At Penn State, drinking is a huge part of the social culture. I mean, every year we are voted within the top party schools in the nation. But the life of debauchery associated with the fine students at Penn State is not unique to us: it is an issue that plagues every state in the United States. College students and young adults often get a bad rap for underage drinking and endangering themselves by putting themselves situations where drinking occurs. I believe that this issue is not to be blamed on the quality of America’s youth, but on the legal age of drinking being set at 21.
Before the drinking age was raised to 21 in 1984, individuals were able to buy beer and wine at the age of 18 and liquor at 21, according to an article by Boston. Drinking in the USA has a tumultuous history, but the main reason the age was raised to 21 was because of drunk driving statistics. CNN reported that before 1984, a majority of drunk driving incidents were attributed to 16 to 21 year olds. The solution to this, according to our lovely United States government, was to simply raise the legal drinking age to 21. We all know that has not stopped young adults from partaking in the illicit beverage.
These drunk driving statistics were not enough for some people, though. Soon individuals began to inquire as to whether or not underage drinking could be detrimental to a young adult’s development. To this I say, look to almost every other country in the world where the drinking age typically hovers around 16 to 18 (procon.com). There is little evidence that these countries, who have less of a taboo on drinking and instead educate their youths on how to drink responsibility, have stunted mental development due to drinking (Indiana).
Drinking begins to effect biological factors, such as mental development, once binging occurs. Binging is rampant in the US drinking culture and is iconic in the college partying scene. Just look at dear old Penn State, where basically every weekend is a revelry of cheap vodka and beer. The studies conducted by Indiana University point out that from an early age, people are taught that drinking is bad instead of how to drink in a responsible manner. This is similar to how we as a nation teach sex, where abstinence is the best policy. In actuality, addressing our problems in this was just breeds ignorance and does more harm than good. Because young adults do not know how to drink appropriately and in moderation, once they are exposed to it they are more likely to binge and make inappropriate decisions that could endanger their health.

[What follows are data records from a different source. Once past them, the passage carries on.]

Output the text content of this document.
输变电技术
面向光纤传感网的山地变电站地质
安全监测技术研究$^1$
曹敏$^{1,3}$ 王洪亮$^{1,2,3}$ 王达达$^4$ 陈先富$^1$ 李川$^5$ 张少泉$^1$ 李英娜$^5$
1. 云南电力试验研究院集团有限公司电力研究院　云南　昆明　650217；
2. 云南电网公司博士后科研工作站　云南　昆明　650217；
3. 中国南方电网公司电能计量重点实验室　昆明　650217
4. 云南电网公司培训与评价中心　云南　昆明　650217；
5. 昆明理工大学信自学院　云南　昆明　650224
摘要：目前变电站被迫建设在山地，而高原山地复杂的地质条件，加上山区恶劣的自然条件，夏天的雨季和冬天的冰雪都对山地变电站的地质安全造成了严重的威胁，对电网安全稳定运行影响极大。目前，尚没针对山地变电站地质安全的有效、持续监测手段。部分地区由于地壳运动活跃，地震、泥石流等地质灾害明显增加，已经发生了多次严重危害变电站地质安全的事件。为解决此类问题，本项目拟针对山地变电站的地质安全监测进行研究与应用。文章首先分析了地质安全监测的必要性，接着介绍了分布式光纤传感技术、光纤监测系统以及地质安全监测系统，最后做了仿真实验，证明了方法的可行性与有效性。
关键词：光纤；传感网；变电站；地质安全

Multiple studies have been conducted which show that drinking in moderation has no effect on the developing mind. Binge drinking, which occurs mostly in those below 21, is incredibly bad for the body and mind of young adults. This points to an issue in education of how to drink appropriately. Therefore, if the United States got their act together and realized that ignoring social issues such as teen drinking is not a wise way of solving problems, we could begin to solve this plaguing social issue that imparts a bad reputation on the youth of America. Based on the various studies conducted throughout the years, I believe that if we educated ourselves and made a conscious effort, it would be possible to lower the drinking age. There are many arguments against this stance, but through education on drinking and an approachable attitude in regards to information on alcohol, there could be significant improvement in the drinking habits of young Americans.